In an update from the FAA on the Piston Aviation Fuels Initiative (PAFI), which is the agency’s quest for an unleaded avgas, FAA officials now say the completion of testing of the new fuel isn’t expected until mid-2020.
In response, officials provided a list of issues that needed to be better understood and mitigated in order for the fuels to move forward in the program.
During that timeframe, PAFI flight testing and some engine testing was halted, resulting in a delay in testing completion from December 2018 to mid-2020.
In early September 2018 Swift suspended its work in the PAFI program to “pursue another fuel outside the program,” FAA officials report.
“Shell continued to actively work to optimize its fuel formulation within their specification to mitigate identified issues,” FAA officials say. “Early results from these efforts appear promising.”
In response to Shell’s efforts to mitigate identified issues, Phase 2 testing of this fuel will resume this fall.
“Testing will include clearing material compatibility, durability, detonation, and performance issues before additional flight testing is conducted,” FAA officials note.
“Despite the delay of testing completion, the PAFI mission endures and both FAA and industry partners continue their commitment to successfully evaluating and identifying unleaded fuel candidates that can be authorized for use by the vast majority of the GA piston engine fleet,” FAA officials said in the update. “Although it will take additional time to realize this goal, it is essential to ensure a viable, safe, and economical fuel is ultimately authorized.
Meanwhile, the FAA and industry continue to pursue alternatives outside of the PAFI program.
Other companies working on high-octane unleaded fuel continue to work with the FAA “on a non-interference basis to the ongoing PAFI program,” agency officials said.
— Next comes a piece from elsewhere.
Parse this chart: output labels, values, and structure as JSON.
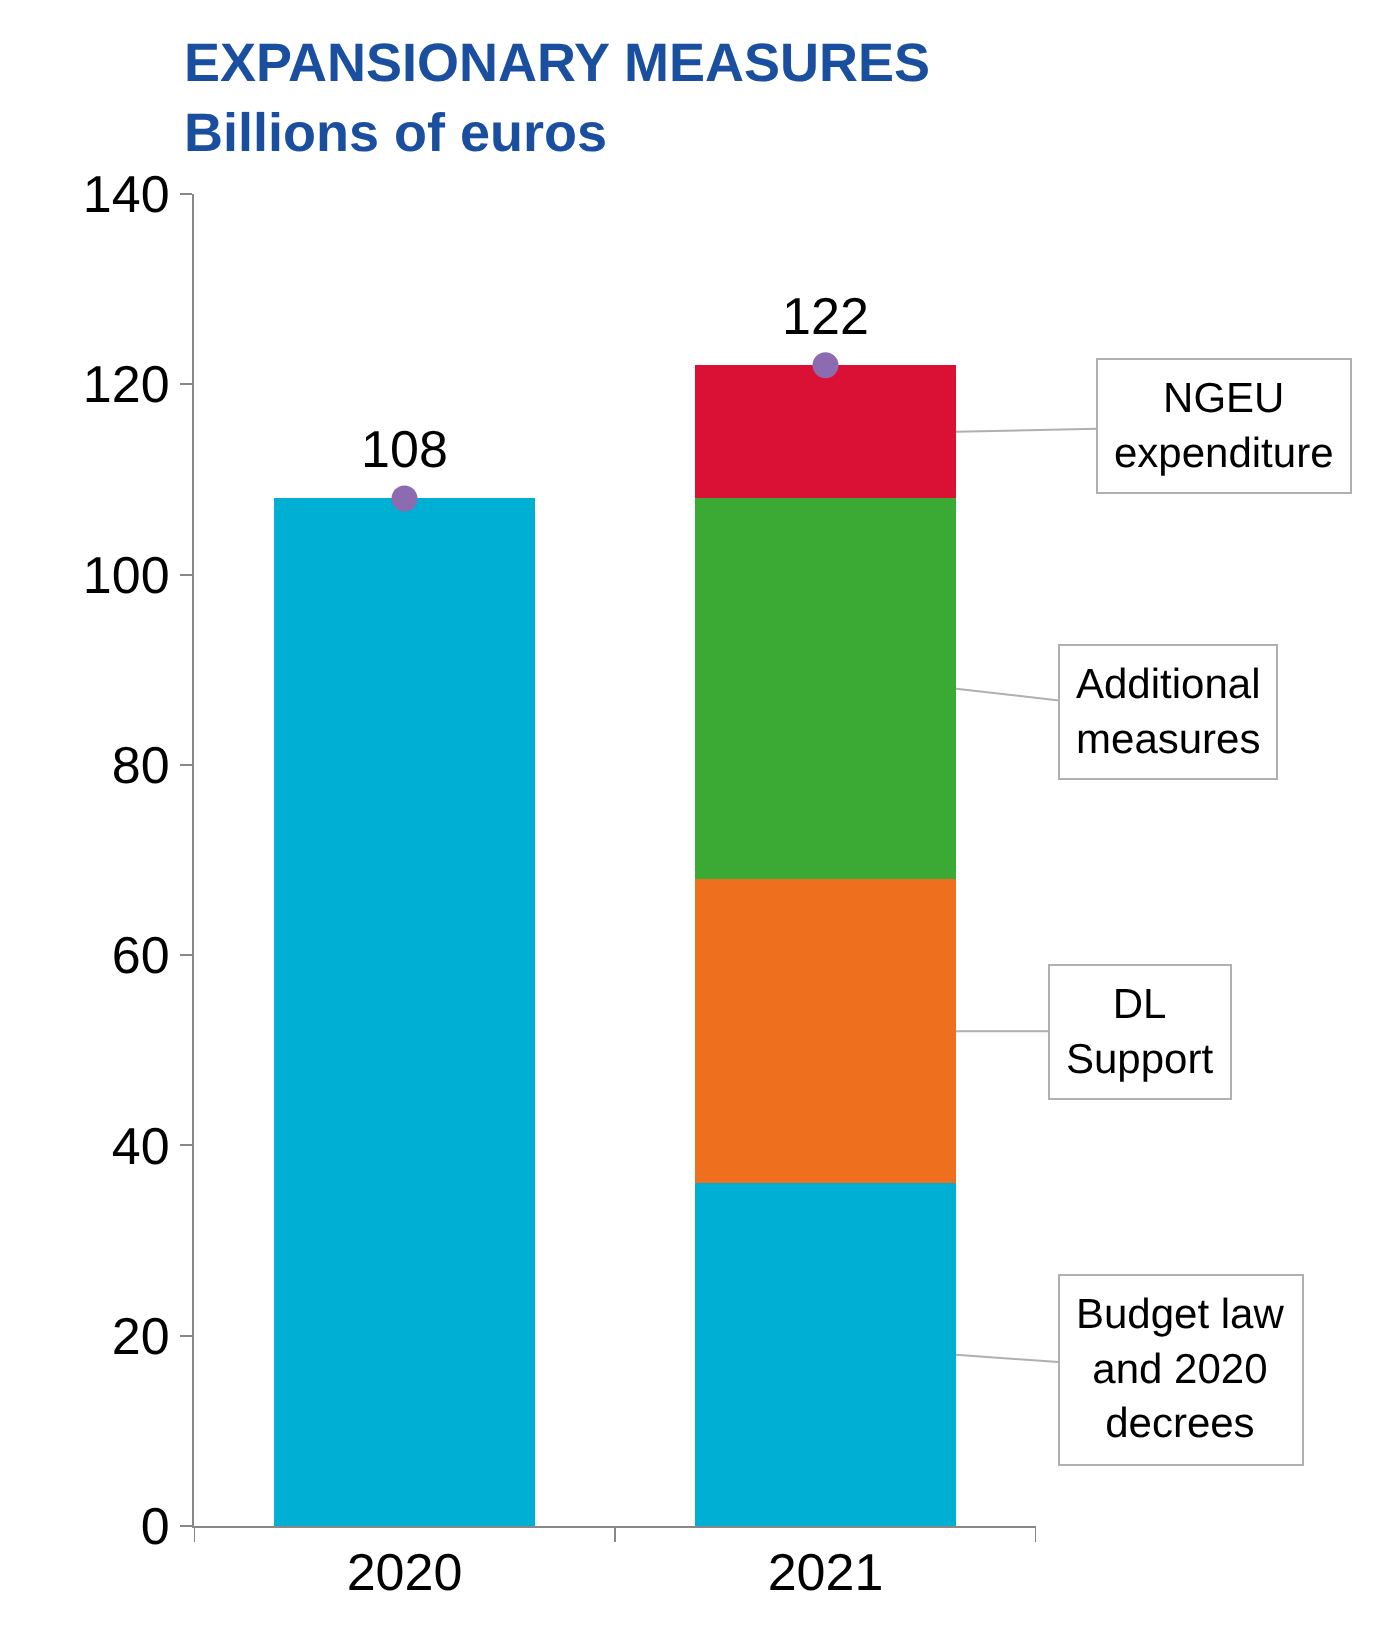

“The FAA invited the fuel producers currently developing high-octane unleaded fuels to bring their data to the FAA for evaluation and a screening process is underway,” officials said. “Those that pass the screening process will participate in a Cooperative Research and Development Agreement (CRADA) testing program utilizing a sub-set of the PAFI testing. The testing is anticipated to include detonation and some performance testing at the FAA’s William J. Hughes Technical Center.”